For Jeffrey P. Nesker, the ‘hand-wringing’ is also on shaky ground because existing cable sports coverage isn’t a free service either:
“I find the question so infuriating. It’s like, ‘where can I watch this game?’ We all know where you can watch this game: you just don’t want to pay to watch the game. So ask the right question.”
“It’s not ‘where is the game?’ Likes it’s some kind of eternal mystery. There’s an answer to the question. And you know the answer to the question. So at least be honest. And then when people are saying ‘why can’t I get it for free?’ — well that’s flawed logic because it’s not free on Sportsnet and TSN.”

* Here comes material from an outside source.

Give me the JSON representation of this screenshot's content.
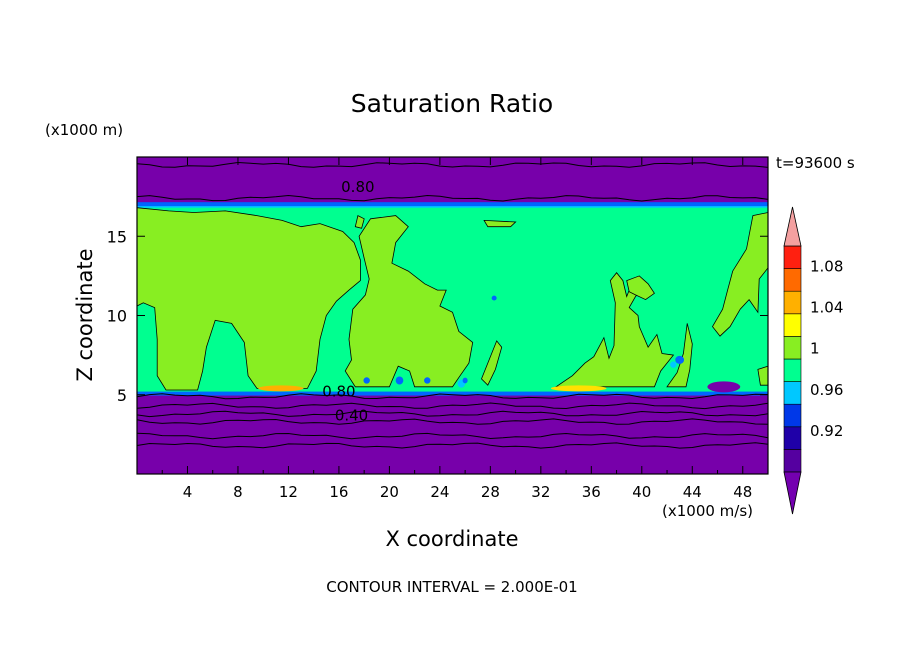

Ultimately, supporting OneSoccer in 2021 is about supporting the growth of Canadian football in general. And that’s arguably more important than ever, considering that the country is at a unique point in its own sporting history. Canada finally has its first and only bonafide global football star, and more and more young players are on the radar of top clubs around the world:
“It’s a tragedy that Alphonso Davies, who is a global icon and worth more than probably any other North American athlete, is not being provided coverage on TV, let alone the dozens of kids that are coming through that are going to be similar to that level,” said Singh. “We need to get eyes on this Canada Soccer team—casual viewers who are scrolling through their television, and see Canada soccer on think ‘hey people are talking about this, let me see what this is all about. And then you see them defeat a team 11-0 and you realize ‘ok, this hype is real, let’s get excited, how are they going to do in their next World Cup Qualifying match?’
“It’s a few bucks—but it’s a few bucks going to people like us. OneSoccer is trying to grow the game in this country. They’re doing everything they can [...] One day, OneSoccer may even become a television network if they get enough of us supporting them. So it comes down to us supporting the beautiful game in our country.”